Vargyas and the ALF have decided not to give their money to any institution accepting donations or grants from tobacco companies.
“We don’t want our money anywhere near tobacco money,” Vargyas said.
While many anti-tobacco organizations fear that tobacco money will taint research, Cornell’s official research policy does not substantiate this fear.
“Given the open nature of Cornell University, research projects which do not permit the free and open publication, presentation, or discussion of results are not acceptable. Nor will the University enter into any agreements unless the principal and co-principal investigators have the final authority on what is to be published or presented,” according to the Cornell Faculty Handbook.
Faculty members at Stanford University fought against prohibitions to tobacco money last year, defending their standards for academic freedom, according to a recent article in The New York Times.
Still, such claims of independence from financial coercion do not convince others.
“I do believe that university campuses should not accept money from tobacco companies,” said Prof. Elena A. Iankova, international business.
Many universities have questioned how they would compensate for lost funds if they were to reject money from tobacco companies.

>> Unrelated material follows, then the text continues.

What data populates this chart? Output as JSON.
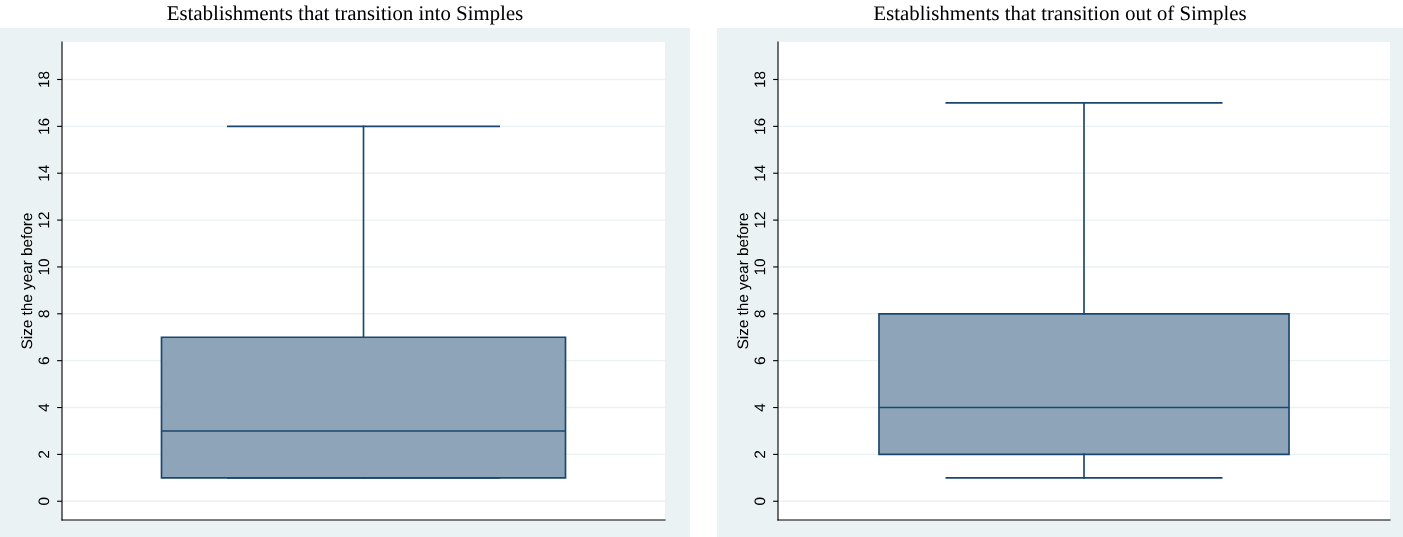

The question remains a pressing issue for institutions dependent on such funding.
“We don’t have enough money to match [the tobacco donations]. The tobacco industry is wildly profitable and they use their money smartly. Of course, we think some things are more important than money,” said Vargyas.
The question ultimately rests on precisely how tobacco companies currently interact with the universities they provide funding for. Philip Morris did not comment on their relationship with Cornell, or their incentives for funding the plant breeding and genetics project entitled “A Comparative Mapping Resource Connecting Nicotiana with Other Solaneceous Species.”